Download MP3 [50 mins, 23Mb]

Ding’s research combines the application of a manually supplied ontology (set of terms with connections for meaning), automated analysis of the structure of a web page (what’s in h2 tags? that’s probably a section title) and learned meaning after repeated application of the above and correction by the user. It’s fascinating and a prototype should be available in the first half of next year. I hope to get an early look at it so I can write about it on ReadWriteWeb just before public launch.

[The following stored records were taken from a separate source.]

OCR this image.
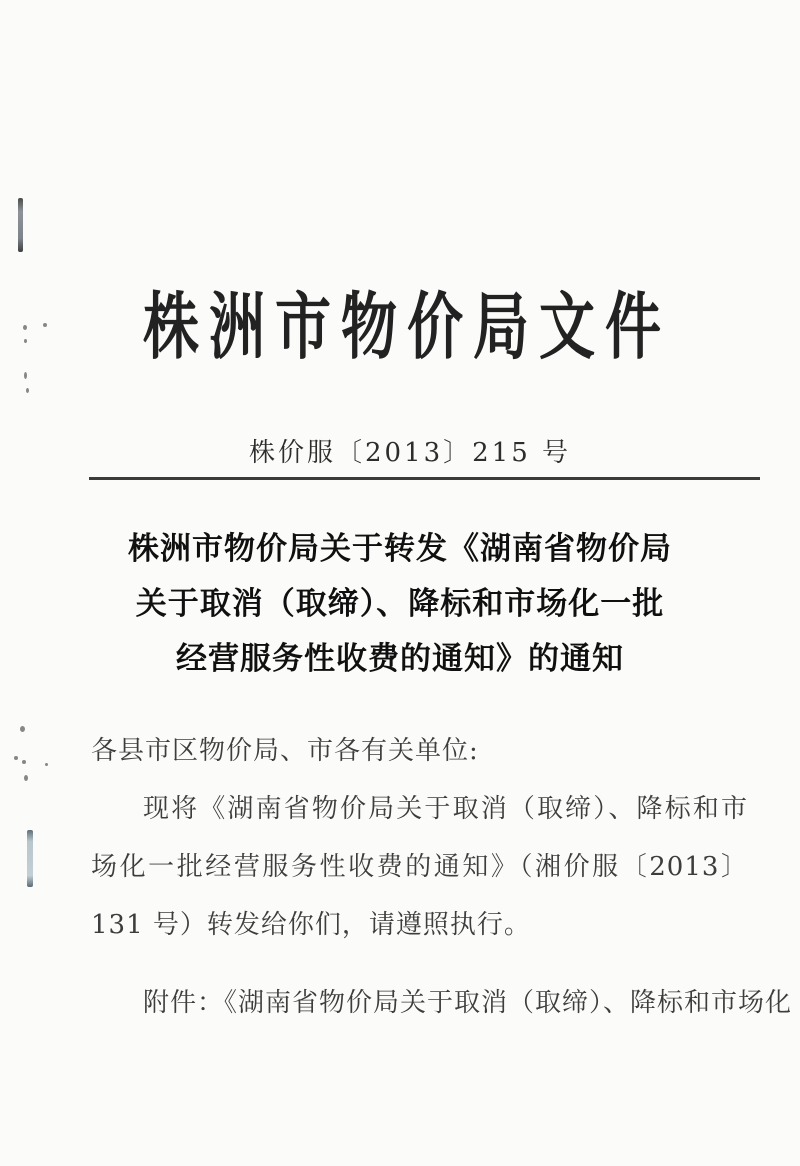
株洲市物价局文件
株价服〔2013〕215 号
株洲市物价局关于转发《湖南省物价局
关于取消（取缔）、降标和市场化一批
经营服务性收费的通知》的通知

各县市区物价局、市各有关单位:

现将《湖南省物价局关于取消（取缔）、降标和市场化一批经营服务性收费的通知》（湘价服〔2013〕131 号）转发给你们，请遵照执行。

附件：《湖南省物价局关于取消（取缔）、降标和市场化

The vision of the future described in the interview is beautiful. It’s one of the most clear explanations of the semantic web and what some people call web 3.0 that I’ve heard yet. I’m just starting to dive deep into this, so forgive any excess enthusiasm, but I’m telling you – it’s good stuff.

Ding’s vision of a future web not of sites and pages but of “educated agents of meaning” (smart software applications is what I’m seeing), driven by human beings to serve our needs, is a really interesting one.

His conclusion makes me think of Google Custom Search, Lijit (which I must spend some time with) and I don’t know what else. It’s got me on fire, though.

I found the interview through a path you might find of interest. It was highlighted in the blog of Talis, a vendor in the semantic space, in their This Weeks Semantic Web round up. It’s a very rich resource, not to mention a great marketing asset for the company. I found that via the blog of semantic web rock star Danny Ayers. I was reminded of Ayers’ blog and have picked it back up with a renewed interest after seeing it in a list of 60+ Semantic Web Blogs at Semantic Focus, a fascinating looking group blog where, co-incidentally interview subject Yihong Ding is a regular contributor. So we come full circle and have found a whole lot of valuable resources along the way.